6. THE CODEBREAKERS OF BLETCHLEY PARK
As soon as their homeland was invaded in September 1939, several Polish mathematicians escaped to the west with the secrets of the German ‘Enigma’ encryption device. This scrambled all 26 letters of the alphabet to a pre-set key that changed every 24 hours. From the May 1940 invasion of France onwards, German reports – essentially transmitted in Enigma gibberish – were intercepted over the air and forwarded by outstations to Bletchley Park, near Milton Keynes in Buckinghamshire, which housed the UK Government Code and Cypher School and the intelligence programme known as ‘Ultra’.
Several brilliant minds at Bletchley helped devise ‘bombes’: electromechanical devices designed to discover the daily settings of Enigma machines. From March 1940, these increased the pace that German messages could be deciphered, translated into English and assessed for their military importance. Understanding Enigma traffic contributed to victory in the Battle of Britain, assessing the German threats to invade England, and was especially important during the battle of the Atlantic, on which British survival depended in 1941–42.
Enigma provided tactical intelligence of mostly short-term value.
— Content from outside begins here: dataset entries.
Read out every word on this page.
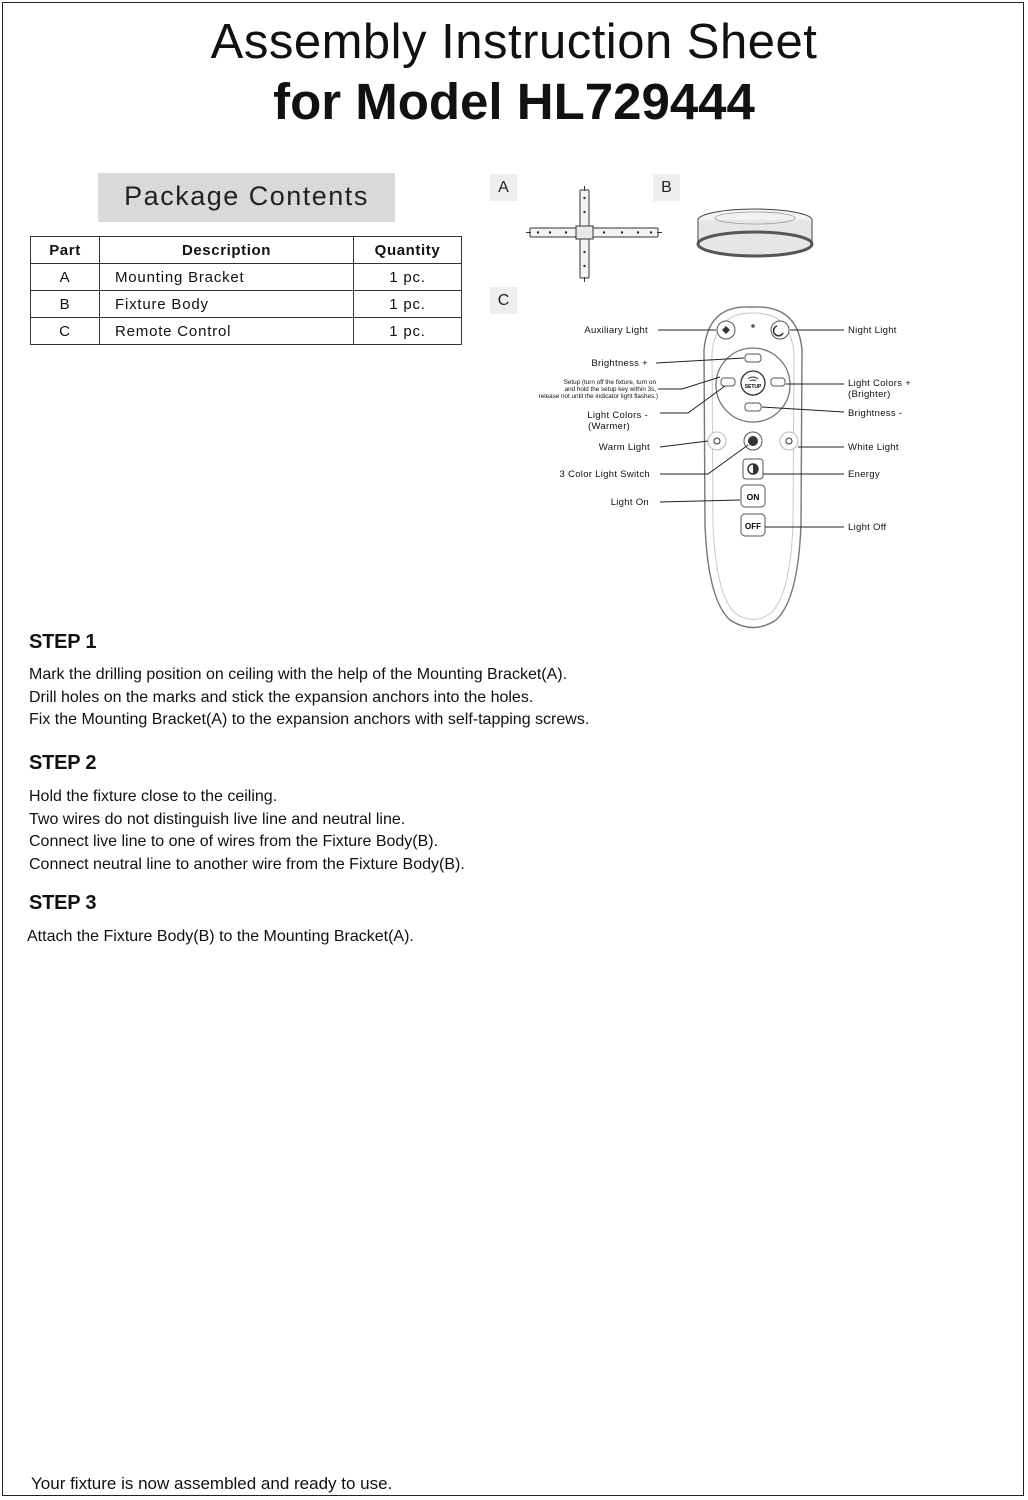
Assembly Instruction Sheet
for Model HL729444
Package Contents
Part	Description	Quantity
A	Mounting Bracket	1 pc.
B	Fixture Body	1 pc.
C	Remote Control	1 pc.
A	B
C
SETUP
ON
OFF
Auxiliary Light	Night Light
Brightness +
Light Colors +
(Brighter)
Brightness -
Light Colors -
(Warmer)
Warm Light	White Light
3 Color Light Switch	Energy
Light On
Light Off
Setup (turn off the fixture, turn on
and hold the setup key within 3s,
release not until the indicator light flashes.)
STEP 1
Mark the drilling position on ceiling with the help of the Mounting Bracket(A).
Drill holes on the marks and stick the expansion anchors into the holes.
Fix the Mounting Bracket(A) to the expansion anchors with self-tapping screws.
STEP 2
Hold the fixture close to the ceiling.
Two wires do not distinguish live line and neutral line.
Connect live line to one of wires from the Fixture Body(B).
Connect neutral line to another wire from the Fixture Body(B).
STEP 3
Attach the Fixture Body(B) to the Mounting Bracket(A).
Your fixture is now assembled and ready to use.
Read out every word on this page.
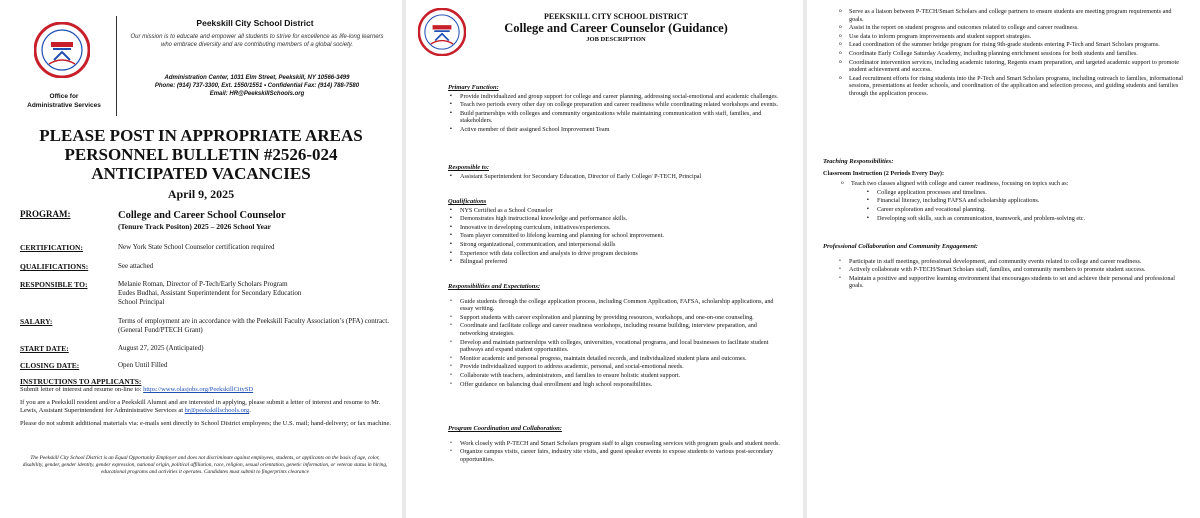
Office for
Administrative Services
Peekskill City School District
Our mission is to educate and empower all students to strive for excellence as life-long learners who embrace diversity and are contributing members of a global society.
Administration Center, 1031 Elm Street, Peekskill, NY 10566-3499
Phone: (914) 737-3300, Ext. 1550/1551 • Confidential Fax: (914) 788-7580
Email: HR@PeekskillSchools.org
PLEASE POST IN APPROPRIATE AREAS
PERSONNEL BULLETIN #2526-024
ANTICIPATED VACANCIES
April 9, 2025
PROGRAM:	College and Career School Counselor
(Tenure Track Positon) 2025 – 2026 School Year
CERTIFICATION:	New York State School Counselor certification required
QUALIFICATIONS:	See attached
RESPONSIBLE TO:	Melanie Roman, Director of P-Tech/Early Scholars Program
Eudes Budhai, Assistant Superintendent for Secondary Education
School Principal
SALARY:	Terms of employment are in accordance with the Peekskill Faculty Association’s (PFA) contract. (General Fund/PTECH Grant)
START DATE:	August 27, 2025 (Anticipated)
CLOSING DATE:	Open Until Filled
INSTRUCTIONS TO APPLICANTS:

Submit letter of interest and resume on-line to: https://www.olasjobs.org/PeekskillCitySD

If you are a Peekskill resident and/or a Peekskill Alumni and are interested in applying, please submit a letter of interest and resume to Mr. Lewis, Assistant Superintendent for Administrative Services at hr@peekskillschools.org.

Please do not submit additional materials via: e-mails sent directly to School District employees; the U.S. mail; hand-delivery; or fax machine.

The Peekskill City School District is an Equal Opportunity Employer and does not discriminate against employees, students, or applicants on the basis of age, color, disability, gender, gender identity, gender expression, national origin, political affiliation, race, religion, sexual orientation, genetic information, or veteran status in hiring, educational programs and activities it operates. Candidates must submit to fingerprints clearance
PEEKSKILL CITY SCHOOL DISTRICT
College and Career Counselor (Guidance)
JOB DESCRIPTION
Primary Function:
▪ Provide individualized and group support for college and career planning, addressing social-emotional and academic challenges.
▪ Teach two periods every other day on college preparation and career readiness while coordinating related workshops and events.
▪ Build partnerships with colleges and community organizations while maintaining communication with staff, families, and stakeholders.
▪ Active member of their assigned School Improvement Team
Responsible to:
▪ Assistant Superintendent for Secondary Education, Director of Early College/ P-TECH, Principal
Qualifications
▪ NYS Certified as a School Counselor
▪ Demonstrates high instructional knowledge and performance skills.
▪ Innovative in developing curriculum, initiatives/experiences.
▪ Team player committed to lifelong learning and planning for school improvement.
▪ Strong organizational, communication, and interpersonal skills
▪ Experience with data collection and analysis to drive program decisions
▪ Bilingual preferred
Responsibilities and Expectations:
• Guide students through the college application process, including Common Application, FAFSA, scholarship applications, and essay writing.
• Support students with career exploration and planning by providing resources, workshops, and one-on-one counseling.
• Coordinate and facilitate college and career readiness workshops, including resume building, interview preparation, and networking strategies.
• Develop and maintain partnerships with colleges, universities, vocational programs, and local businesses to facilitate student pathways and expand student opportunities.
• Monitor academic and personal progress, maintain detailed records, and individualized student plans and outcomes.
• Provide individualized support to address academic, personal, and social-emotional needs.
• Collaborate with teachers, administrators, and families to ensure holistic student support.
• Offer guidance on balancing dual enrollment and high school responsibilities.
Program Coordination and Collaboration:
• Work closely with P-TECH and Smart Scholars program staff to align counseling services with program goals and student needs.
• Organize campus visits, career fairs, industry site visits, and guest speaker events to expose students to various post-secondary opportunities.
o Serve as a liaison between P-TECH/Smart Scholars and college partners to ensure students are meeting program requirements and goals.
o Assist in the report on student progress and outcomes related to college and career readiness.
o Use data to inform program improvements and student support strategies.
o Lead coordination of the summer bridge program for rising 9th-grade students entering P-Tech and Smart Scholars programs.
o Coordinate Early College Saturday Academy, including planning enrichment sessions for both students and families.
o Coordinator intervention services, including academic tutoring, Regents exam preparation, and targeted academic support to promote student achievement and success.
o Lead recruitment efforts for rising students into the P-Tech and Smart Scholars programs, including outreach to families, informational sessions, presentations at feeder schools, and coordination of the application and selection process, and guiding students and families through the application process.
Teaching Responsibilities:
Classroom Instruction (2 Periods Every Day):
o Teach two classes aligned with college and career readiness, focusing on topics such as:
▪ College application processes and timelines.
▪ Financial literacy, including FAFSA and scholarship applications.
▪ Career exploration and vocational planning.
▪ Developing soft skills, such as communication, teamwork, and problem-solving etc.
Professional Collaboration and Community Engagement:
• Participate in staff meetings, professional development, and community events related to college and career readiness.
• Actively collaborate with P-TECH/Smart Scholars staff, families, and community members to promote student success.
• Maintain a positive and supportive learning environment that encourages students to set and achieve their personal and professional goals.
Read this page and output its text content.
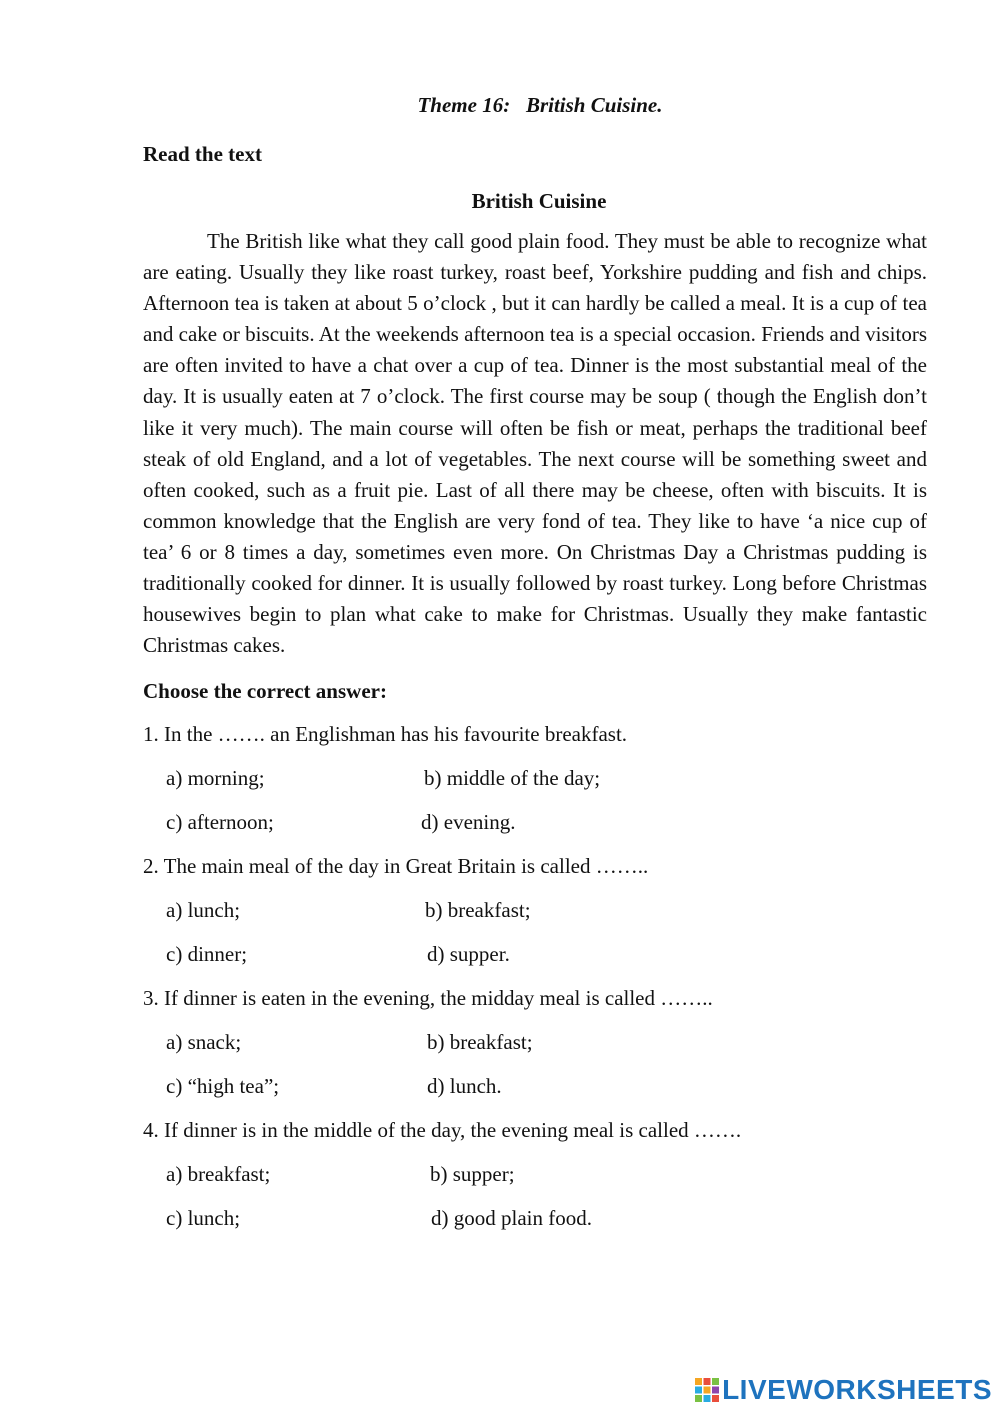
Theme 16:   British Cuisine.
Read the text
British Cuisine

The British like what they call good plain food. They must be able to recognize what are eating. Usually they like roast turkey, roast beef, Yorkshire pudding and fish and chips. Afternoon tea is taken at about 5 o’clock , but it can hardly be called a meal. It is a cup of tea and cake or biscuits. At the weekends afternoon tea is a special occasion. Friends and visitors are often invited to have a chat over a cup of tea. Dinner is the most substantial meal of the day. It is usually eaten at 7 o’clock. The first course may be soup ( though the English don’t like it very much). The main course will often be fish or meat, perhaps the traditional beef steak of old England, and a lot of vegetables. The next course will be something sweet and often cooked, such as a fruit pie. Last of all there may be cheese, often with biscuits. It is common knowledge that the English are very fond of tea. They like to have ‘a nice cup of tea’ 6 or 8 times a day, sometimes even more. On Christmas Day a Christmas pudding is traditionally cooked for dinner. It is usually followed by roast turkey. Long before Christmas housewives begin to plan what cake to make for Christmas. Usually they make fantastic Christmas cakes.

Choose the correct answer:
1. In the ……. an Englishman has his favourite breakfast.
a) morning;	b) middle of the day;
c) afternoon;	d) evening.
2. The main meal of the day in Great Britain is called ……..
a) lunch;	b) breakfast;
c) dinner;	d) supper.
3. If dinner is eaten in the evening, the midday meal is called ……..
a) snack;	b) breakfast;
c) “high tea”;	d) lunch.
4. If dinner is in the middle of the day, the evening meal is called …….
a) breakfast;	b) supper;
c) lunch;	d) good plain food.
LIVEWORKSHEETS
More longterm insights into the German military mind were gleaned from mid-1941, when senior commanders started transmitting coded orders to one another using the ‘Lorenz’ wireless teleprinter, whose traffic was nicknamed ‘Tunny’. This gave access to strategic intentions and was initially deciphered by brainpower alone, until the creation of ‘Colossus’, the world’s first programmable digital electronic computer, which commenced operations in February 1944.
It is challenging to measure the precise value of the work done at Bletchley, where Italian and Japanese traffic was also broken. We do know that on 12 July 1945, US general and future president Dwight D Eisenhower wrote a secret letter to thank Sir Stewart Menzies, who had kept both Churchill and Eisenhower supplied with daily Ultra material. In it, he stated: “The intelligence which has emanated from you before and during this campaign has been of priceless value to me… It has saved thousands of British and American lives, and in no small way contributed to the speed with which the enemy was routed and eventually forced to surrender.”
This was reinforced by Sir Harry Hinsley, a former Bletchley man and later author of the official volumes on British Intelligence in the Second World War. He stated that, without Ultra, “the war would have been something like two years longer, perhaps three years longer, possibly four years longer than it was”.